Before I said yes to the clay – we both knew I would – I asked him why. His pencil paused mid-swoop, hovered for a moment in the air towards me, like he might tell me then, but instead just waved me away. I put his gumboots on, far too big for me but waiting as always at the door, then went into the cold.
Later, when he wasn’t in his office, I snuck a peek at his plans, running my fingers lightly over the thick pencil lines. A circular earth building, of course. It was so clearly one of his – I would have known that anywhere – but this didn’t look like the houses he usually designed. It looked vaster, and it was open, just one large curving room winged in windows with a high, open door.
“What is it, Dad?” I said when he came back, caught me looking.
He took the bucket of clay. “A place of worship. A chapel.”
“Really?”
“Yes.” He sat down, dipping his hands into the bucket.
“You’re not –”
“This isn’t about that. This doesn’t align to any religion.”
“Chapels like that don’t exist, Dad.”
He came up with a lump of clay.

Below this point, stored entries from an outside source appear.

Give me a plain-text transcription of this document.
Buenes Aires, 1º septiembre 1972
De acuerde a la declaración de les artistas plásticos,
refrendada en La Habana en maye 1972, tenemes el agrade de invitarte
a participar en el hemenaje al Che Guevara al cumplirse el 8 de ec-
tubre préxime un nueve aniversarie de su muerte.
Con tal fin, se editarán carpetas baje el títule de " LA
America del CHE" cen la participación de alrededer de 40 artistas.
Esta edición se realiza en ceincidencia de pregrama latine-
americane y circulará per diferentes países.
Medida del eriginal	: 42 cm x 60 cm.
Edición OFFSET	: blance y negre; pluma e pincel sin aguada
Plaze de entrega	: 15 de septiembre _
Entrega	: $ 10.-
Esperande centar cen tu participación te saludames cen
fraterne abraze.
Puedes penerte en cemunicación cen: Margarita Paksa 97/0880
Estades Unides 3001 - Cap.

Whacked it down onto the drawing board, winked. “Nothing ever does until it’s built.”
Quiet, standing to the side of his workbench, out of his light,
I watched him work up handfuls of the clay I’d collected, the way I used to as a child, sneaking out to the shed tacked on to the side of our house, his ‘office’, the one he’d built on to our converted bach by the sea, fitting it with barn doors he’d ferreted from somewhere, once used to keep the horses in, or, in his case, keep us kids out – we couldn’t open the high, heavy door on our own.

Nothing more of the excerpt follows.